One particular part that really came together for me was a long horn solo played absolutely flawlessly by principal trumpet Mark Inouye, a long gleaming stretch made wistful and melancholy by its nobility and isolation, creating a sunset valley through the low murmur of the strings. That was one moment among many; I’ve occasionally felt bludgeoned by Tilson Thomas’s Mahler, but not this time. The loud impressive parts were loud and impressive, but also impressive were the diaphanous tootling and the scattered forest sounds and the distant marches and the sublime cry of mezzo Katarina Karneus (accompanied by the women of the SF Symphony Chorus and by the San Francisco Girls Chorus, who lent to my ears a bright and appropriate tinge of gentle mockery to the song of the rejoicing angels from Das Knaben Wunderhorn).
I don’t remember offhand if I have heard the piece live before (it was last performed by the SF Symphony in 2002; that is the version that was recorded and released along with the Kindertotenlieder).
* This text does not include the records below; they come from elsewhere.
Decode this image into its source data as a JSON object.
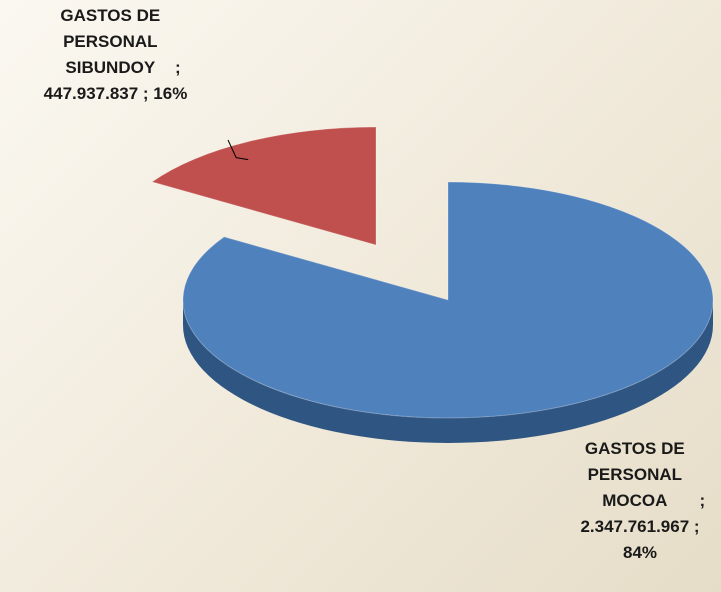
{
  "chart_data": {
    "type": "pie3d",
    "categories": [
      "GASTOS DE PERSONAL MOCOA",
      "GASTOS DE PERSONAL SIBUNDOY"
    ],
    "values": [
      2347761967,
      447937837
    ],
    "value_labels": [
      "; 2.347.761.967 ; 84%",
      "; 447.937.837 ; 16%"
    ],
    "colors": [
      "#4f81bd",
      "#c0504d"
    ],
    "side_colors": [
      "#2f5582",
      "#5c1f1d"
    ],
    "exploded": [
      false,
      true
    ]
  }
}
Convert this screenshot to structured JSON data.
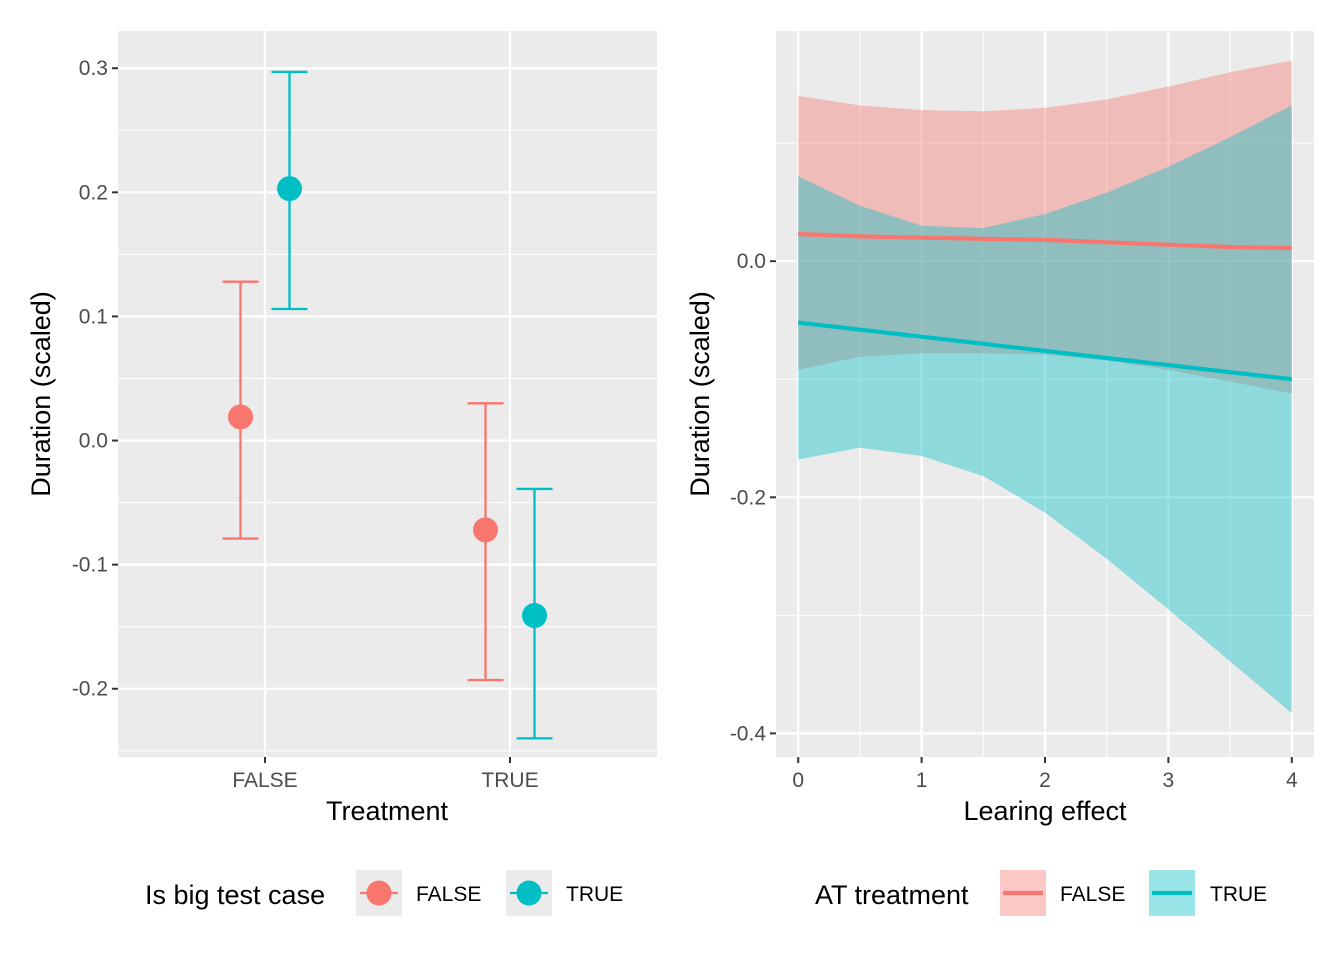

I have heard recordings more often that I thought; I would have guessed I had two or three, mostly in Mahler sets. It turns out I have at least eight. I really need to do something about the CD collection. I was pulling out recordings to check the timings. The program said the symphony would last approximately ninety-two minutes, but the performance lasted approximately thirty minutes longer than that. In case you’re wondering, none of the recordings, including the SF Symphony’s 2002 release, was as long as Thursday night’s performance; the only ones that even came close were still ten to fifteen minutes faster. Yet the tempo always felt right; it never felt as if the music was being taffy-pulled to ponderous effect, or stretched too thin for vitality.
As in some of Wagner’s operas where the exhaustion of physical endurance is part of the experience (for better or worse, for different listeners; some find themselves engaging with the music because of the physical pressures of sitting still and attentively for so long, and some despite those pressures, and some of course can just sit longer than others), the nearly two-hour performance did tax my ability to sit in the cramped seats of Davies Hall; the final slow music majestically unfurled its golden length before slowly ascending up and out, and my spirit was going with it but my aching legs and butt were holding me firmly on earth. It’s a small enough price to pay when you realize you’re hearing something astonishing.
When it was over the audience erupted in an enthusiastic ovation, which felt both entirely deserved and like an unneeded intrusion into the vibrant vibrating world that had just been summoned up before us.
* Churlish and generic complaints: It is absurd (from the standpoint of most working people) to begin a weeknight performance at 8:00; if there are only two people playing constantly with their programs for the length of the program in the entire front section (and there were), why do they always have to be right next to me; I don’t understand why the Symphony never uses surtitles for sung text (if they did that and killed the house lights, maybe the program-rustlers would have to find some other way to entertain themselves).